Era allí, en el bar de Einar, donde la gente se ponía al día sobre lo que ocurría en el pueblo. Sobre quién salía con quién, quienes acababan de separarse, y qué granjero estaba a punto de perder sus tierras por quiebra. Solo había un taxi a disposición de los lugareños. Kalle Moe conducía un Mercedes blanco, y casi siempre se le podía localizar en el teléfono fijo o en el móvil, en todo momento sobrio y servicial. Si él no podía, buscaba a algún colega de la ciudad. Mientras Kalle fuera el taxista del pueblo, no había lugar para otra licencia. Había cumplido los sesenta, y más de uno estaba ya dispuesto a ocupar su lugar.

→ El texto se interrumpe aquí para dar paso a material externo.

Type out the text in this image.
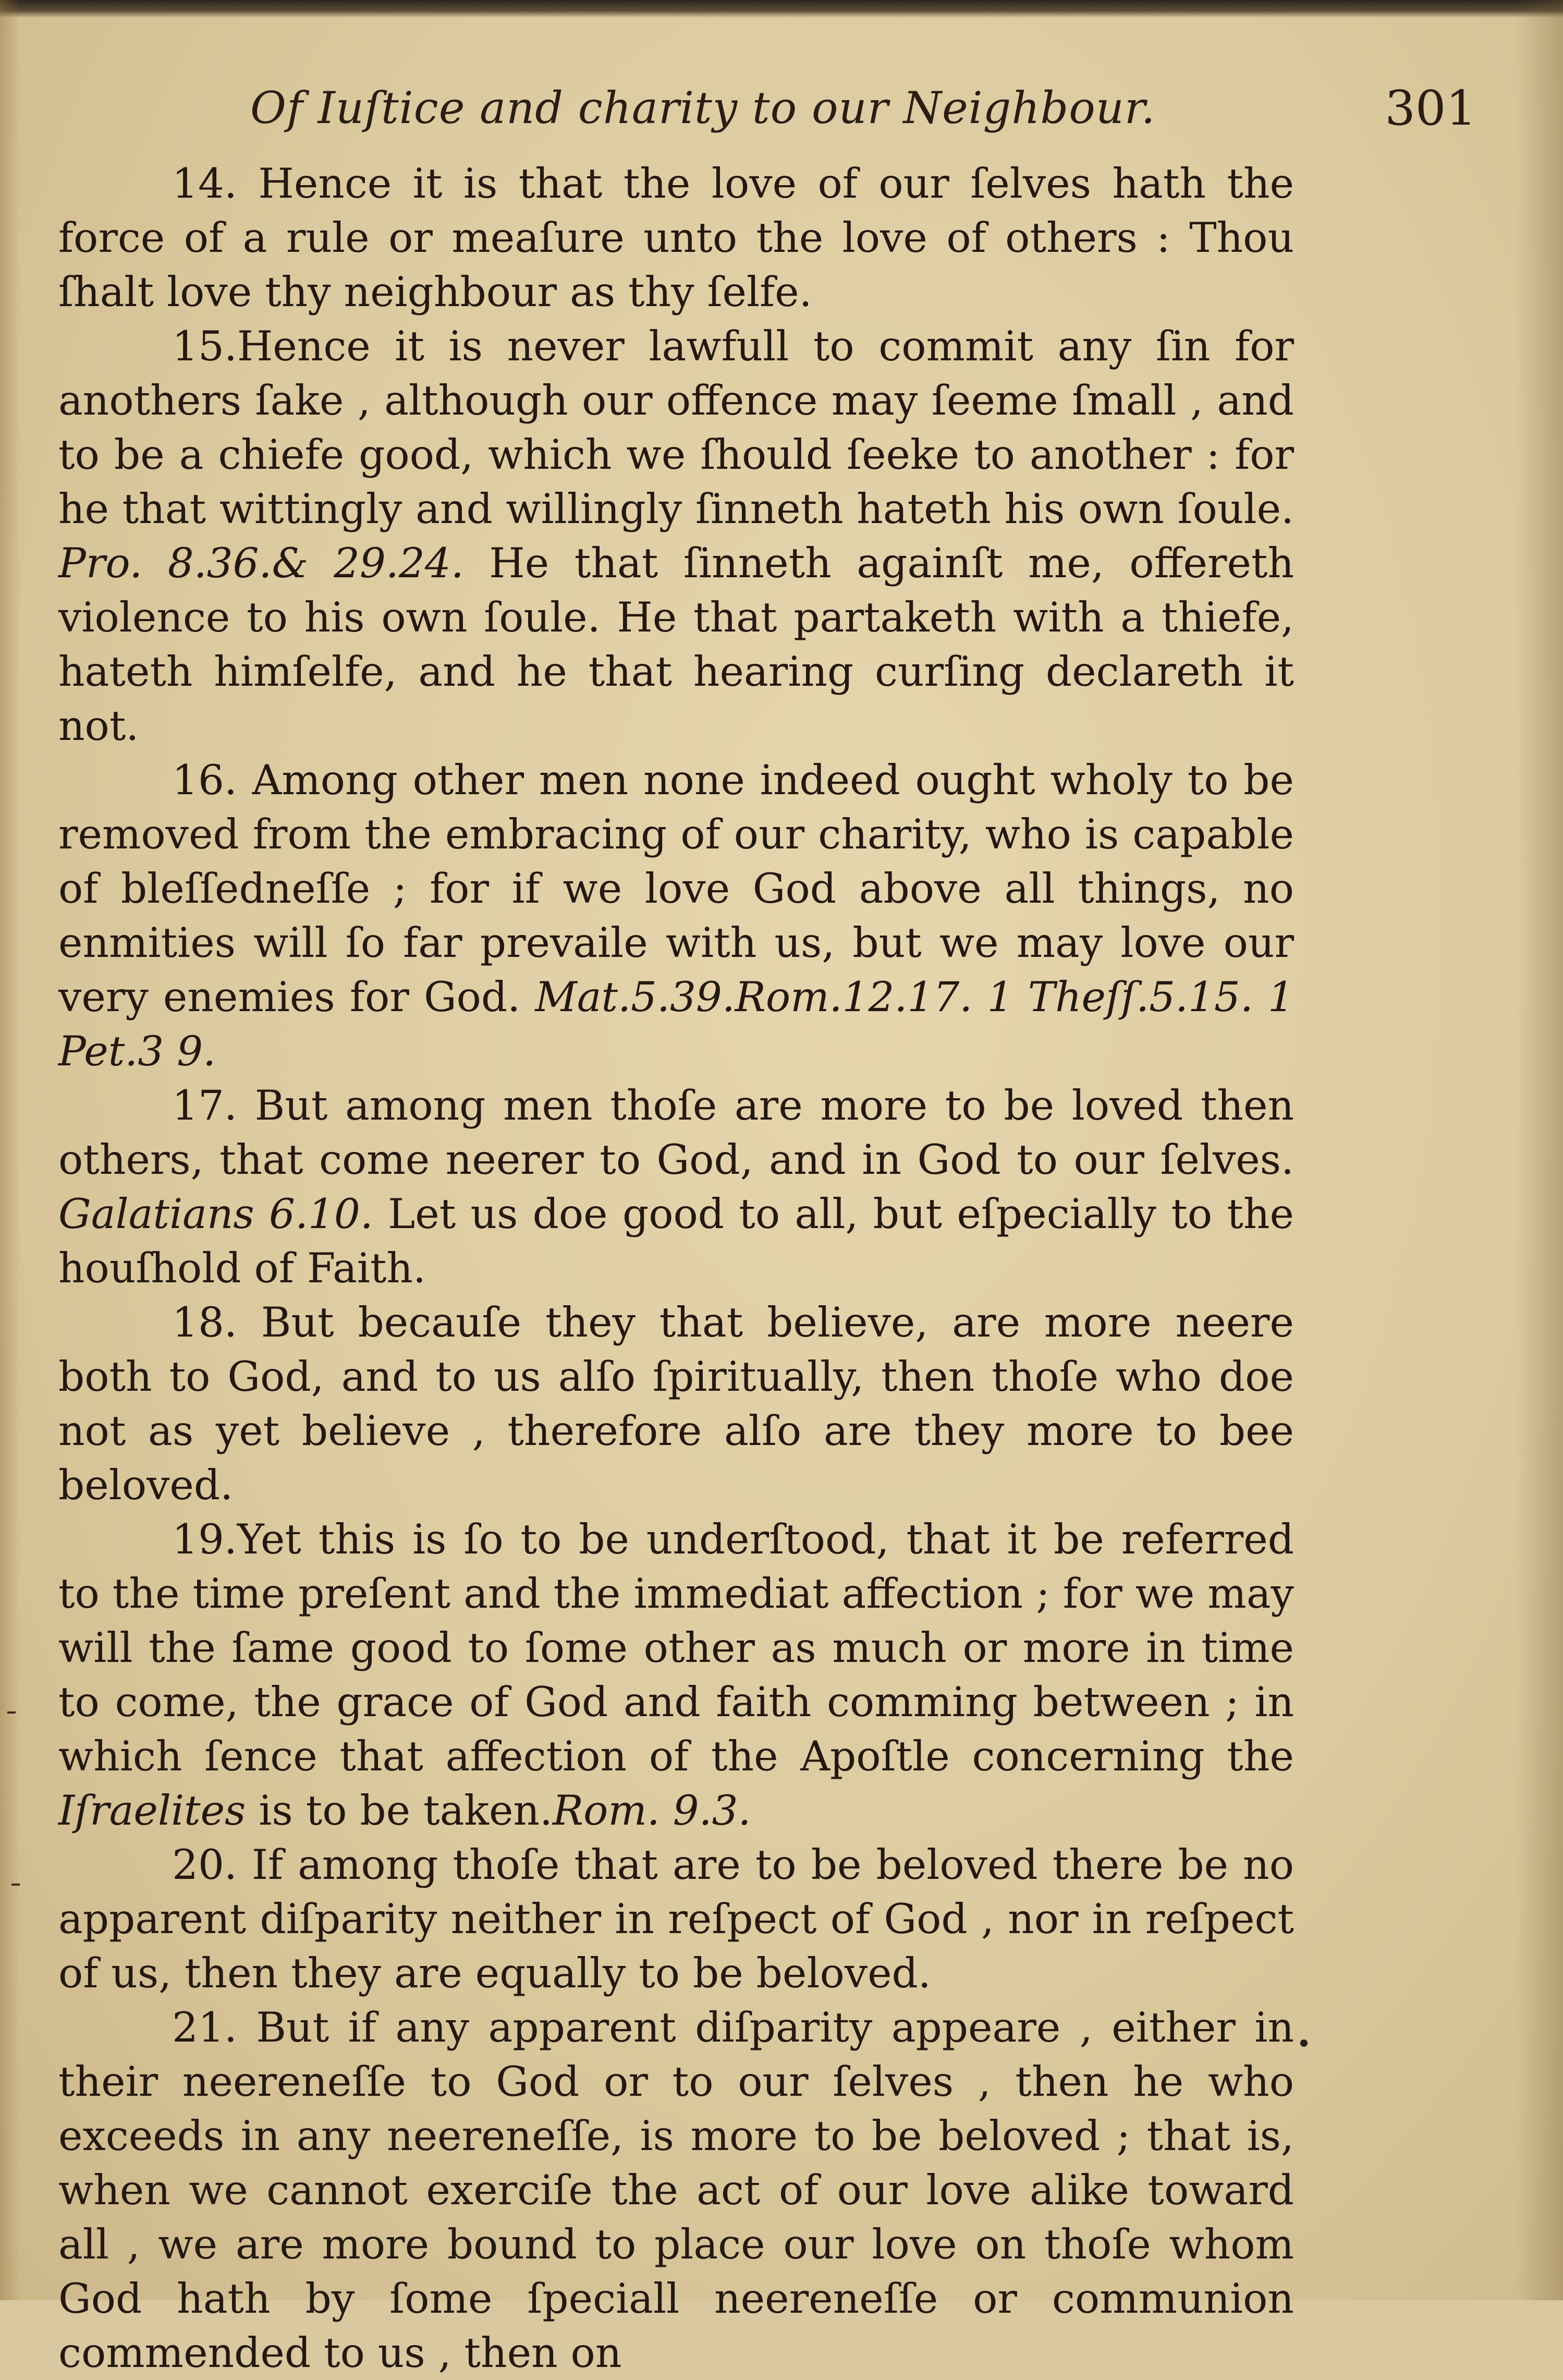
Of Iuſtice and charity to our Neighbour.	301

14. Hence it is that the love of our ſelves hath the force of a rule or meaſure unto the love of others : Thou ſhalt love thy neighbour as thy ſelfe.

15.Hence it is never lawfull to commit any ſin for anothers ſake , although our offence may ſeeme ſmall , and to be a chiefe good, which we ſhould ſeeke to another : for he that wittingly and willingly ſinneth hateth his own ſoule. Pro. 8.36.& 29.24. He that ſinneth againſt me, offereth violence to his own ſoule. He that partaketh with a thiefe, hateth himſelfe, and he that hearing curſing declareth it not.

16. Among other men none indeed ought wholy to be removed from the embracing of our charity, who is capable of bleſſedneſſe ; for if we love God above all things, no enmities will ſo far prevaile with us, but we may love our very enemies for God. Mat.5.39.Rom.12.17. 1 Theſſ.5.15. 1 Pet.3 9.

17. But among men thoſe are more to be loved then others, that come neerer to God, and in God to our ſelves. Galatians 6.10. Let us doe good to all, but eſpecially to the houſhold of Faith.

18. But becauſe they that believe, are more neere both to God, and to us alſo ſpiritually, then thoſe who doe not as yet believe , therefore alſo are they more to bee beloved.

19.Yet this is ſo to be underſtood, that it be referred to the time preſent and the immediat affection ; for we may will the ſame good to ſome other as much or more in time to come, the grace of God and faith comming between ; in which ſence that affection of the Apoſtle concerning the Iſraelites is to be taken.Rom. 9.3.

20. If among thoſe that are to be beloved there be no apparent diſparity neither in reſpect of God , nor in reſpect of us, then they are equally to be beloved.

21. But if any apparent diſparity appeare , either in their neereneſſe to God or to our ſelves , then he who exceeds in any neereneſſe, is more to be beloved ; that is, when we cannot exerciſe the act of our love alike toward all , we are more bound to place our love on thoſe whom God hath by ſome ſpeciall neereneſſe or communion commended to us , then on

Einar Sunde permanecía en el bar seis días a la semana, hasta las diez de la noche los días laborables. Los sábados tenía abierto hasta las doce y los domingos cerraba todo el día. Era un gran trabajador, ágil, larguirucho, pelirrojo y con los brazos largos y flacos. Colgado del cinturón llevaba un trapo de secar, que cambiaba en cuanto tenía una mancha. Su mujer, Lillian, que solo veía a su marido por las noches, vivía su propia vida, no tenían ya nada en común. Ni siquiera se molestaban en discutir. Einar no tenía tiempo para soñar con algo mejor, tenía que trabajar. El chalet de estilo suizo les había costado un millón seiscientas mil coronas, incluidos sauna y gimnasio, que él nunca usaba por falta de tiempo.
Al bar acudía todo el núcleo duro del pueblo, o al menos parte de él. Estaba formado por hombres jóvenes de entre dieciocho y treinta años, con o sin novias. Como ya podían tomarse las cervezas allí, nunca iban a la ciudad a buscar chicas de fuera. Todo el mundo podía volver andando a casa desde el bar de Einar; el pueblo no era más grande que eso. Preferían tomarse otras dos pintas a coger un taxi carísimo desde la ciudad. De modo que se casaban con chicas del lugar y se quedaban allí. Pero antes de que eso ocurriera, las chicas iban rotando, lo que creaba una extraña complicidad, y muchas leyes no escritas.